Donald Trump has been named Time magazine’s 2016 Person of the Year, for being the “person who had the greatest influence, for better or worse, on the events of the year.” And while it may seem like the last thing the president-elect needs right now is more attention, let’s not forget that this is a prestigious list that includes figures such as Adolph Hitler, Joseph Stalin (twice!), Ayatollah Khomeini, and Vladimir Putin, as well as many former United States presidents.
In a preface to Trump’s Person of the Year cover story, Time explains how the magazine arrived at the decision.
It’s hard to measure the scale of his disruption. This real estate baron and casino owner turned reality-TV star and provocateur—never a day spent in public office, never a debt owed to any interest besides his own—now surveys the smoking ruin of a vast political edifice that once housed parties, pundits, donors, pollsters, all those who did not see him coming or take him seriously. Out of this reckoning, Trump is poised to preside, for better or worse.

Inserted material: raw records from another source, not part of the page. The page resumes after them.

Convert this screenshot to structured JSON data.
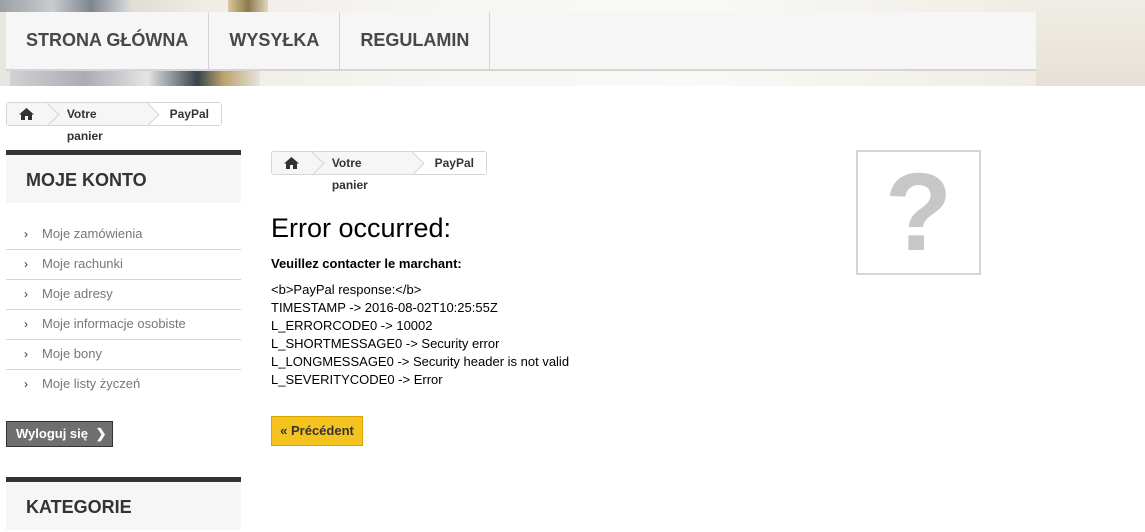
{
  "header": {
    "nav": [
      "STRONA GŁÓWNA",
      "WYSYŁKA",
      "REGULAMIN"
    ]
  },
  "breadcrumb": {
    "home_icon": "home-icon",
    "items": [
      "Votre panier",
      "PayPal"
    ]
  },
  "sidebar": {
    "account_title": "MOJE KONTO",
    "account_items": [
      "Moje zamówienia",
      "Moje rachunki",
      "Moje adresy",
      "Moje informacje osobiste",
      "Moje bony",
      "Moje listy życzeń"
    ],
    "logout_label": "Wyloguj się",
    "categories_title": "KATEGORIE"
  },
  "main": {
    "breadcrumb": [
      "Votre panier",
      "PayPal"
    ],
    "error_title": "Error occurred:",
    "error_subtitle": "Veuillez contacter le marchant:",
    "error_lines": [
      "<b>PayPal response:</b>",
      "TIMESTAMP -> 2016-08-02T10:25:55Z",
      "L_ERRORCODE0 -> 10002",
      "L_SHORTMESSAGE0 -> Security error",
      "L_LONGMESSAGE0 -> Security header is not valid",
      "L_SEVERITYCODE0 -> Error"
    ],
    "prev_button": "« Précédent",
    "placeholder_glyph": "?"
  },
  "colors": {
    "accent_yellow": "#f5c320",
    "dark_bar": "#333333",
    "nav_bg": "#f6f6f6"
  }
}
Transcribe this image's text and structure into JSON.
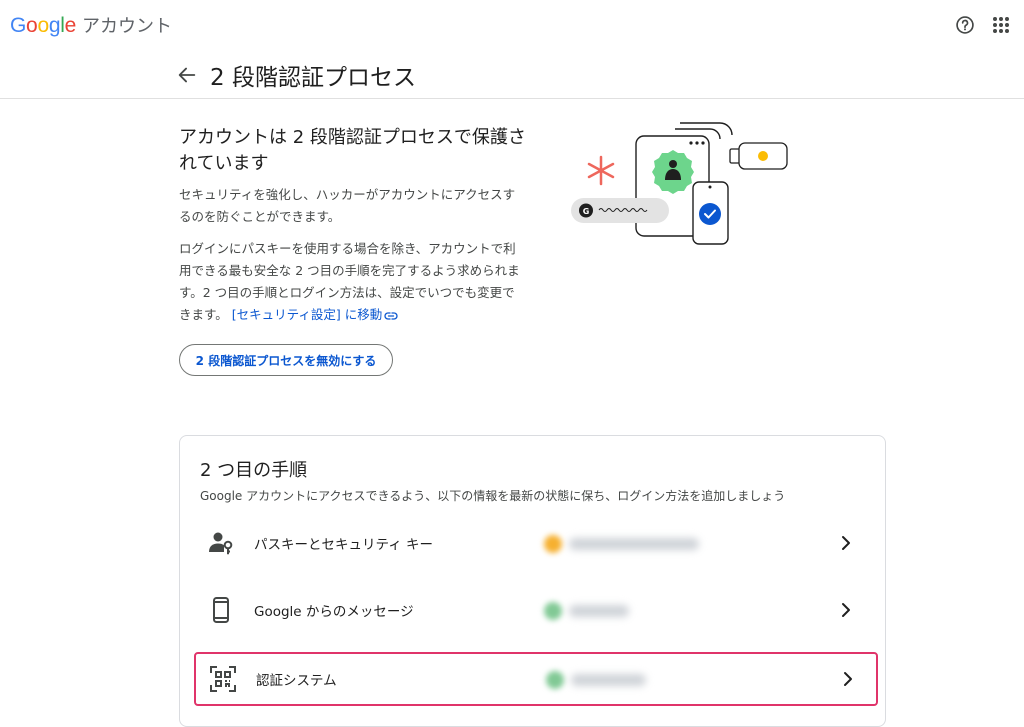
{
  "header": {
    "logo_text": "Google",
    "product": "アカウント",
    "help_icon": "help-circle-icon",
    "apps_icon": "apps-grid-icon"
  },
  "page": {
    "title": "2 段階認証プロセス"
  },
  "hero": {
    "heading": "アカウントは 2 段階認証プロセスで保護されています",
    "para1": "セキュリティを強化し、ハッカーがアカウントにアクセスするのを防ぐことができます。",
    "para2": "ログインにパスキーを使用する場合を除き、アカウントで利用できる最も安全な 2 つ目の手順を完了するよう求められます。2 つ目の手順とログイン方法は、設定でいつでも変更できます。",
    "link": "[セキュリティ設定] に移動",
    "disable_button": "2 段階認証プロセスを無効にする"
  },
  "second_steps": {
    "heading": "2 つ目の手順",
    "subtitle": "Google アカウントにアクセスできるよう、以下の情報を最新の状態に保ち、ログイン方法を追加しましょう",
    "items": [
      {
        "label": "パスキーとセキュリティ キー",
        "icon": "person-key-icon",
        "status_color": "#f6b030"
      },
      {
        "label": "Google からのメッセージ",
        "icon": "smartphone-icon",
        "status_color": "#81c995"
      },
      {
        "label": "認証システム",
        "icon": "qr-code-icon",
        "status_color": "#81c995"
      }
    ]
  },
  "colors": {
    "accent": "#0b57d0",
    "highlight": "#e0346a",
    "text": "#1f1f1f"
  }
}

For those who believe this is all for the better, Trump’s victory represents a long-overdue rebuke to an entrenched and arrogant governing class; for those who see it as for the worse, the destruction extends to cherished norms of civility and discourse, a politics poisoned by vile streams of racism, sexism, nativism. To his believers, he delivers change—broad, deep, historic change, not modest measures doled out in Dixie cups; to his detractors, he inspires fear both for what he may do and what may be done in his name.